One of the texts I'm reading for my next seminar is Wolterstorff's Divine Discourse. While the material is quite heavy at times, one passage in particular struck a chord (a pleasant one at that) with me as I was reading tonight. In asking why it is that the Christian community continually returns to the "medium of revelation," (i.e. the Scriptures) rather than just extracting the understood meaning and being done with the text, so to speak. For those who might be interested, Wolterstorff's answer is as follows:

"What seems to me the right answer to this question has two parts; and it's especially the second part of the answer that we must keep in mind, lest we inflate the significance of our inquiry. The first part is that the community assumes, by its practice, that no matter how successful prior interpretations, additional discernment is aloways possible; the activity of discerning the divine discourse is forever incomplete. It is that in two ways. For one thing, I cannot in general just assume that what God said to me in my situation, or to my group in our situation, by way of this text is exactly the same as what God said to other earlier readers and interpreters in their situations. But if there is indeed a rich diversity in the particularity of what God said to different people by way of authoring this text, then those different people have to try to discern that. Secondly, the fact that interpretation is forever incomplete is grounded in the subtlety of the text as well as in the diversity of what was said to whom. Sometimes we're stymied in our attempts at interpretation; often our interpretations get it wrong. The Bible is a rich and subtle letter from a friend of ours to a group of us. Over and over when we come back to it, whether as individuals or as a group, with the question in mind of what the friend was saying, we are rewarded with new insight. In part that is because each of us at a particular stage in our lives is cognitively privileged with respect to certain facets of reality and cognitively underprivileged with respect to others. If one has lived in luxury all one's life, certain aspects of the biblical text will almost certainly escape one's attention; if one has lived under oppression, certain aspects will jump out.

The other part of the answer is that the community assumes, by its practice, that the significance of the Bible goes beyond its being a[n] instrument of divine discourse.
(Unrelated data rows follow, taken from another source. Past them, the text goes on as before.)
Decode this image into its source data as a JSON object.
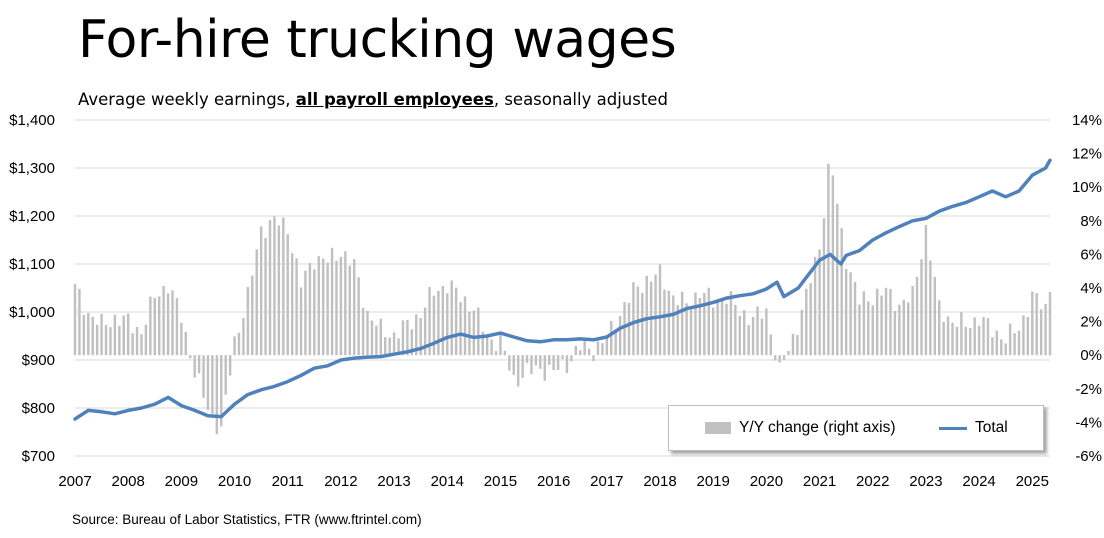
{
  "title": "For-hire trucking wages",
  "subtitle": {
    "before": "Average weekly earnings, ",
    "emphasis": "all payroll employees",
    "after": ", seasonally adjusted"
  },
  "source": "Source: Bureau of Labor Statistics, FTR (www.ftrintel.com)",
  "legend": {
    "bar_label": "Y/Y change (right axis)",
    "line_label": "Total"
  },
  "colors": {
    "line": "#4f81bd",
    "bar": "#c0c0c0",
    "grid": "#d9d9d9"
  },
  "chart_data": {
    "type": "bar+line",
    "title": "For-hire trucking wages",
    "xlabel": "",
    "ylabel": "",
    "x_ticks": [
      "2007",
      "2008",
      "2009",
      "2010",
      "2011",
      "2012",
      "2013",
      "2014",
      "2015",
      "2016",
      "2017",
      "2018",
      "2019",
      "2020",
      "2021",
      "2022",
      "2023",
      "2024",
      "2025"
    ],
    "y_left": {
      "lim": [
        700,
        1400
      ],
      "ticks": [
        "$700",
        "$800",
        "$900",
        "$1,000",
        "$1,100",
        "$1,200",
        "$1,300",
        "$1,400"
      ]
    },
    "y_right": {
      "lim": [
        -6,
        14
      ],
      "ticks": [
        "-6%",
        "-4%",
        "-2%",
        "0%",
        "2%",
        "4%",
        "6%",
        "8%",
        "10%",
        "12%",
        "14%"
      ]
    },
    "grid": true,
    "legend_position": "bottom-right",
    "x_range": [
      2007.0,
      2025.333
    ],
    "series": [
      {
        "name": "Total",
        "type": "line",
        "axis": "left",
        "points": [
          [
            2007.0,
            777
          ],
          [
            2007.25,
            795
          ],
          [
            2007.5,
            792
          ],
          [
            2007.75,
            788
          ],
          [
            2008.0,
            795
          ],
          [
            2008.25,
            800
          ],
          [
            2008.5,
            808
          ],
          [
            2008.75,
            822
          ],
          [
            2009.0,
            805
          ],
          [
            2009.25,
            795
          ],
          [
            2009.5,
            784
          ],
          [
            2009.75,
            782
          ],
          [
            2010.0,
            808
          ],
          [
            2010.25,
            828
          ],
          [
            2010.5,
            838
          ],
          [
            2010.75,
            845
          ],
          [
            2011.0,
            855
          ],
          [
            2011.25,
            868
          ],
          [
            2011.5,
            883
          ],
          [
            2011.75,
            888
          ],
          [
            2012.0,
            900
          ],
          [
            2012.25,
            904
          ],
          [
            2012.5,
            906
          ],
          [
            2012.75,
            907
          ],
          [
            2013.0,
            912
          ],
          [
            2013.25,
            917
          ],
          [
            2013.5,
            924
          ],
          [
            2013.75,
            935
          ],
          [
            2014.0,
            947
          ],
          [
            2014.25,
            954
          ],
          [
            2014.5,
            947
          ],
          [
            2014.75,
            950
          ],
          [
            2015.0,
            956
          ],
          [
            2015.25,
            948
          ],
          [
            2015.5,
            940
          ],
          [
            2015.75,
            938
          ],
          [
            2016.0,
            942
          ],
          [
            2016.25,
            942
          ],
          [
            2016.5,
            944
          ],
          [
            2016.75,
            942
          ],
          [
            2017.0,
            948
          ],
          [
            2017.25,
            966
          ],
          [
            2017.5,
            978
          ],
          [
            2017.75,
            986
          ],
          [
            2018.0,
            990
          ],
          [
            2018.25,
            995
          ],
          [
            2018.5,
            1007
          ],
          [
            2018.75,
            1013
          ],
          [
            2019.0,
            1020
          ],
          [
            2019.25,
            1029
          ],
          [
            2019.5,
            1034
          ],
          [
            2019.75,
            1038
          ],
          [
            2020.0,
            1048
          ],
          [
            2020.2,
            1062
          ],
          [
            2020.33,
            1032
          ],
          [
            2020.6,
            1050
          ],
          [
            2020.75,
            1072
          ],
          [
            2021.0,
            1108
          ],
          [
            2021.2,
            1120
          ],
          [
            2021.4,
            1100
          ],
          [
            2021.5,
            1118
          ],
          [
            2021.75,
            1128
          ],
          [
            2022.0,
            1150
          ],
          [
            2022.25,
            1165
          ],
          [
            2022.5,
            1178
          ],
          [
            2022.75,
            1190
          ],
          [
            2023.0,
            1195
          ],
          [
            2023.25,
            1210
          ],
          [
            2023.5,
            1220
          ],
          [
            2023.75,
            1228
          ],
          [
            2024.0,
            1240
          ],
          [
            2024.25,
            1252
          ],
          [
            2024.5,
            1240
          ],
          [
            2024.75,
            1252
          ],
          [
            2025.0,
            1285
          ],
          [
            2025.25,
            1300
          ],
          [
            2025.333,
            1316
          ]
        ]
      },
      {
        "name": "Y/Y change (right axis)",
        "type": "bar",
        "axis": "right",
        "points": [
          [
            2007.0,
            4.0
          ],
          [
            2007.25,
            2.5
          ],
          [
            2007.5,
            1.8
          ],
          [
            2007.75,
            2.2
          ],
          [
            2008.0,
            2.0
          ],
          [
            2008.25,
            1.4
          ],
          [
            2008.5,
            3.5
          ],
          [
            2008.75,
            4.2
          ],
          [
            2009.0,
            2.3
          ],
          [
            2009.25,
            -1.0
          ],
          [
            2009.5,
            -3.2
          ],
          [
            2009.75,
            -4.5
          ],
          [
            2010.0,
            0.8
          ],
          [
            2010.25,
            3.5
          ],
          [
            2010.5,
            7.5
          ],
          [
            2010.75,
            8.0
          ],
          [
            2011.0,
            7.6
          ],
          [
            2011.25,
            4.2
          ],
          [
            2011.5,
            5.8
          ],
          [
            2011.75,
            5.6
          ],
          [
            2012.0,
            6.2
          ],
          [
            2012.25,
            5.3
          ],
          [
            2012.5,
            2.5
          ],
          [
            2012.75,
            1.5
          ],
          [
            2013.0,
            1.2
          ],
          [
            2013.25,
            1.8
          ],
          [
            2013.5,
            2.5
          ],
          [
            2013.75,
            3.8
          ],
          [
            2014.0,
            4.2
          ],
          [
            2014.25,
            3.5
          ],
          [
            2014.5,
            2.8
          ],
          [
            2014.75,
            1.0
          ],
          [
            2015.0,
            0.8
          ],
          [
            2015.25,
            -1.5
          ],
          [
            2015.5,
            -1.0
          ],
          [
            2015.75,
            -0.8
          ],
          [
            2016.0,
            -1.0
          ],
          [
            2016.25,
            -0.5
          ],
          [
            2016.5,
            0.5
          ],
          [
            2016.75,
            0.3
          ],
          [
            2017.0,
            1.0
          ],
          [
            2017.25,
            2.5
          ],
          [
            2017.5,
            3.8
          ],
          [
            2017.75,
            4.5
          ],
          [
            2018.0,
            4.8
          ],
          [
            2018.25,
            3.5
          ],
          [
            2018.5,
            3.0
          ],
          [
            2018.75,
            3.8
          ],
          [
            2019.0,
            3.2
          ],
          [
            2019.25,
            3.5
          ],
          [
            2019.5,
            2.6
          ],
          [
            2019.75,
            2.2
          ],
          [
            2020.0,
            2.6
          ],
          [
            2020.25,
            -1.0
          ],
          [
            2020.5,
            1.0
          ],
          [
            2020.75,
            3.5
          ],
          [
            2021.0,
            6.5
          ],
          [
            2021.2,
            11.8
          ],
          [
            2021.4,
            7.5
          ],
          [
            2021.5,
            5.8
          ],
          [
            2021.75,
            3.2
          ],
          [
            2022.0,
            3.5
          ],
          [
            2022.25,
            3.8
          ],
          [
            2022.5,
            3.0
          ],
          [
            2022.75,
            3.5
          ],
          [
            2023.0,
            7.5
          ],
          [
            2023.25,
            2.8
          ],
          [
            2023.5,
            2.0
          ],
          [
            2023.75,
            1.8
          ],
          [
            2024.0,
            2.2
          ],
          [
            2024.25,
            1.5
          ],
          [
            2024.5,
            1.0
          ],
          [
            2024.75,
            1.6
          ],
          [
            2025.0,
            3.5
          ],
          [
            2025.25,
            2.8
          ],
          [
            2025.333,
            4.1
          ]
        ]
      }
    ]
  }
}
The community assumes a surplus of significance for the Bible. For one thing, the words and the worlds projected prove worth contemplating in their own right; there is an art of biblical narrative, an art of biblical poetics, and fascinating resonances about the parts of the text and the worlds. Furthermore, the church down through the ages has found itself drawn to using the words of Scripture for its own discourse: it speaks its own praise and lament in the words of the psalms, it speaks its own blessings in the words of Paul, it speaks its own hopes in the words of Revelation. But thirdly, and perhaps most importantly, the church has wanted to be so formed by the very phrases and images of scripture, the narratives and songs, the preachments and visions, that it sees reality and imagines possibilities through those phrases and images, through those narratives and songs, through those preachments and visions."